2017-04-25 23:12:16璇央
飛魔幻B 2017年4期

璇央

那天據說是皇后的忌辰。

數百支白燭在中宮殿前燃燒,楚地的巫女在燭間跳著詭異的舞、唱著凄厲的謠。風漸急,她們的影子搖曳、扭曲。風中不知是誰的哭聲,亦聽不清是誰在喚著“魂兮歸來”。

中宮所有的門窗敞開,疾風一直呼嘯到最深處的大殿。那里跪著消瘦的帝王,他合上雙目念念有詞,是懺悔亦是祈禱。

她緩緩走近中宮,卻不知自己為何來這兒,仿佛有只看不見的手牽著她前行。

白燭依次熄滅。

見到帝王的那一刻,她忽然意識到了恐懼,然而在她張嘴呼救前,最后一支燭火滅了。

黑暗籠住了她,黑暗中穿著白衫的女子走來,面容一點點清晰——慘白的肌膚,干枯的嘴唇,幽深的黑眸,笑容冷厲。

她想要逃,卻只能眼睜睜地看著女子掐住了她——

放過我,皇后……這句話她沒能說出口。

在中宮前庭跪了足足一天后,我昏了過去,次日醒時,膝蓋異常酸痛。

下床時,侍女扶住了我,我問她:“今天十月初幾?”

“初九。”

那么距皇后忌日已過去半個月,可陛下還在為皇后舉辦祭禮。

陛下希望能召回皇后的魂靈。

皇后姓賀,出身沒落的世族卻有幸得到天子垂愛,她死了三年陛下還在思念她。

招魂之事荒謬又邪門,傳出宮闈后惹來市井議論紛紛,朝臣也都在勸諫陛下,陛下卻置之不理,甚至聽從巫女的建議,就此常住中宮閉門不出,再未上朝,為的是能早日請來賀后亡魂。

我是陛下的麗妃,本不該非議他,卻也覺得陛下這一次過分了。雖然他往日也不算勤政愛民,可這般沉迷鬼神之事,讓我隱隱憂心。

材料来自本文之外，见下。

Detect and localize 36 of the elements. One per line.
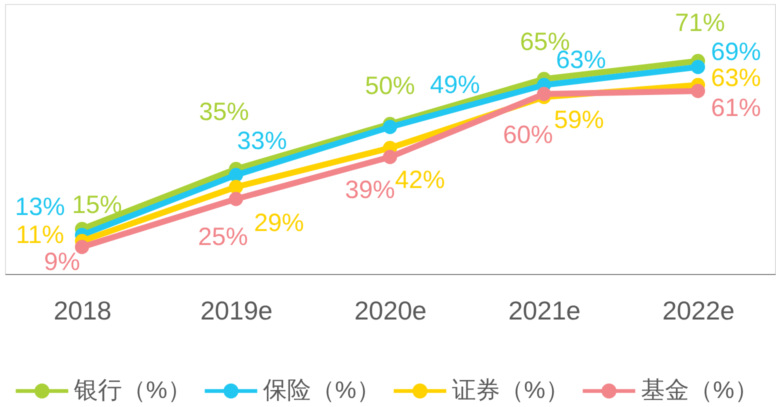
point (228, 180, 244, 194)
data-label: 59% (554, 106, 604, 134)
point (228, 168, 244, 182)
x-tick-label: 2019e (200, 296, 273, 326)
data-label: 69% (710, 38, 762, 66)
data-label: 29% (254, 209, 304, 237)
point (536, 86, 552, 102)
x-tick-label: 2021e (508, 296, 581, 326)
data-label: 49% (430, 71, 480, 99)
point (74, 240, 90, 254)
point (228, 192, 244, 206)
legend-label: 保险（%） (263, 377, 380, 404)
point (690, 84, 706, 98)
data-label: 60% (502, 121, 554, 149)
point (382, 120, 398, 134)
data-label: 71% (674, 9, 726, 37)
legend-label: 银行（%） (73, 377, 192, 404)
data-label: 13% (14, 193, 66, 221)
legend-label: 证券（%） (452, 377, 570, 404)
data-label: 33% (236, 127, 288, 155)
point (690, 60, 706, 74)
data-label: 50% (364, 72, 416, 100)
data-label: 25% (198, 223, 248, 251)
data-label: 35% (198, 98, 250, 126)
point (382, 150, 398, 164)
data-label: 15% (72, 191, 122, 219)
x-tick-label: 2022e (662, 296, 735, 326)
legend-label: 基金（%） (641, 377, 758, 404)
data-label: 11% (16, 221, 64, 249)
data-label: 63% (710, 64, 762, 92)
data-label: 39% (344, 176, 396, 204)
x-tick-label: 2020e (354, 296, 427, 326)
x-tick-label: 2018 (54, 296, 112, 326)
data-label: 9% (44, 248, 80, 276)
data-label: 61% (710, 94, 762, 122)
data-label: 42% (394, 166, 446, 194)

我也試圖勸說陛下,但他不愿見我,哪怕我在中宮前從日上三竿一直跪到了黃昏斜陽。

我拖著腿慢行,問道:“昨日送我回來的人是……”

“寧侯。”

竟真的是他。倒下時我看見那素來高高在上的錦衣公子向我奔來,還以為是幻覺。

寧侯姓尹名珩,是陛下的表弟、多年來受天子信任的近臣,也是世人口中的奸佞。

據說招魂之事就是他先提議的,那些楚巫也是他引薦給陛下的。

我和尹珩并無交集,只偶爾在祭典宴席上遙遙見過幾眼,我想不通尹珩為什么會對我施以援手。

經過窗前時我隨意一瞥,恰好又看到了那人。

寢殿西面視野開闊,可以眺到數百步外的馳道——馳道唯有陛下才能行經,可寧侯家的車馬正走在馳道上,往中宮方向去。

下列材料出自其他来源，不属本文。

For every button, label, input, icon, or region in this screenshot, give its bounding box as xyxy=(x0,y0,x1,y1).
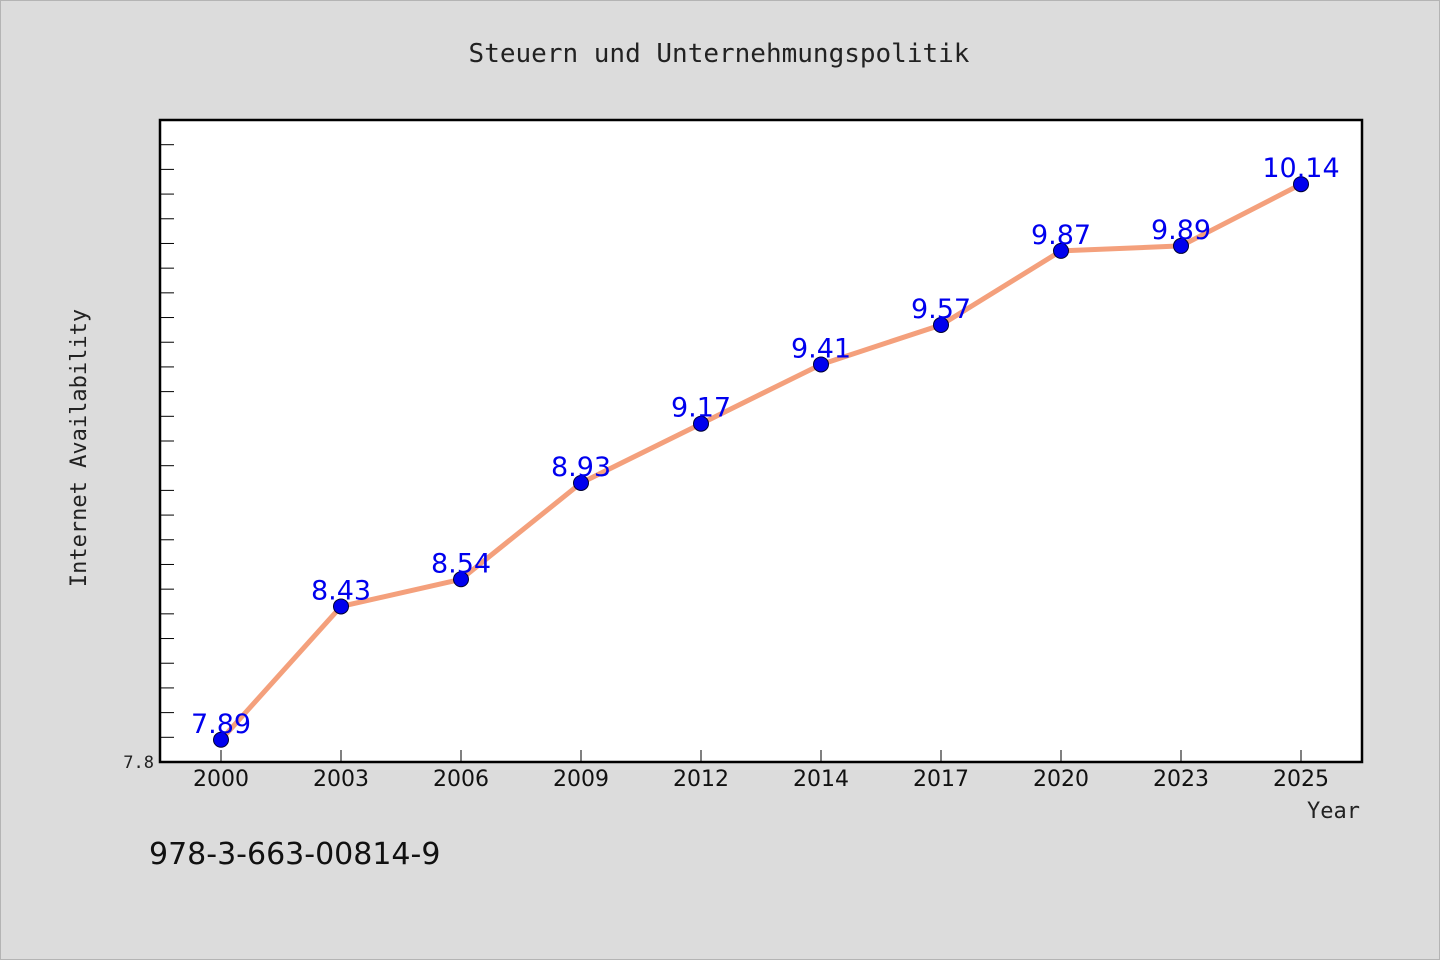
data-label: 8.54 xyxy=(431,548,491,579)
data-label: 8.43 xyxy=(311,575,371,606)
x-tick-label: 2014 xyxy=(793,767,849,792)
data-markers xyxy=(213,176,1309,748)
data-point xyxy=(1053,242,1069,259)
data-point xyxy=(813,356,829,373)
x-tick-label: 2017 xyxy=(913,767,969,792)
data-label: 9.87 xyxy=(1031,220,1091,251)
data-point xyxy=(213,731,229,748)
x-tick-label: 2023 xyxy=(1153,767,1209,792)
plot-area xyxy=(158,118,1364,764)
data-label: 9.57 xyxy=(911,294,971,325)
data-point xyxy=(1173,237,1189,254)
x-tick-label: 2025 xyxy=(1273,767,1329,792)
x-axis-label: Year xyxy=(1307,799,1360,824)
x-axis-ticks xyxy=(220,750,1302,762)
data-point xyxy=(933,316,949,333)
data-label: 7.89 xyxy=(191,709,251,740)
data-point xyxy=(453,571,469,588)
x-tick-label: 2012 xyxy=(673,767,729,792)
y-axis-label: Internet Availability xyxy=(67,309,92,587)
x-tick-label: 2006 xyxy=(433,767,489,792)
data-label: 10.14 xyxy=(1262,153,1339,184)
isbn-label: 978-3-663-00814-9 xyxy=(149,837,440,872)
data-label: 9.17 xyxy=(671,393,731,424)
x-tick-label: 2000 xyxy=(193,767,249,792)
data-point xyxy=(573,474,589,491)
data-labels: 7.89 8.43 8.54 8.93 9.17 9.41 9.57 9.87 9.89 10.1… xyxy=(191,153,1340,740)
data-point xyxy=(333,598,349,615)
data-point xyxy=(1293,176,1309,193)
data-label: 9.41 xyxy=(791,333,851,364)
data-point xyxy=(693,415,709,432)
x-axis-tick-labels: 2000 2003 2006 2009 2012 2014 2017 2020 2023 2025 xyxy=(193,767,1329,792)
y-axis-ticks xyxy=(160,144,174,738)
x-tick-label: 2003 xyxy=(313,767,369,792)
data-label: 8.93 xyxy=(551,452,611,483)
y-axis-min-label: 7.8 xyxy=(123,753,154,773)
chart-title: Steuern und Unternehmungspolitik xyxy=(469,39,970,69)
x-tick-label: 2020 xyxy=(1033,767,1089,792)
x-tick-label: 2009 xyxy=(553,767,609,792)
series-line xyxy=(218,181,1304,743)
data-label: 9.89 xyxy=(1151,215,1211,246)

先帝早逝時陛下尚在襁褓,太后尹氏攝政多年,尹家勢大,陛下又愛護這個表弟,所以他有權自由出入禁宮且肆無忌憚地僭越。

大概在半月前我開始頭疼,御醫也說不出個所以然。我昏昏沉沉,許多事都記不大清,只好待在寢殿休養。

某天,御前內侍帶來了圣旨和不滿四歲的太子。

那是賀后獨子,她去世后由陛下親自撫養在身畔,但如今陛下讓我暫時照顧他。

我沒有子嗣,一見太子便覺得喜歡,在接旨時卻不免疑惑,問:“為何不將太子交給貴妃?”

內侍諱莫如深,只是看了太子一眼,眼里藏著恐懼。

太子很親近我。在他睡前我逗他,問:“太子想父親嗎?”

他搖頭,道:“父皇這幾天和母后在一起,別打擾他們。”

這話古怪得很,我忙換了個問題:“殿下為何不去貴妃那兒?”

“貴妃那兒有許多妖怪。”太子小聲說。

我頓時僵住了。

“宮里好多地方都有妖怪,他們四處飄蕩,纏在人的身上,可人們看不見……”童稚的聲音幽幽的,“我告訴人們,可沒人信。”我感覺手心冰冷,是太子握住了我,我下意識地輕顫,他便問,“孟娘娘信不信我?”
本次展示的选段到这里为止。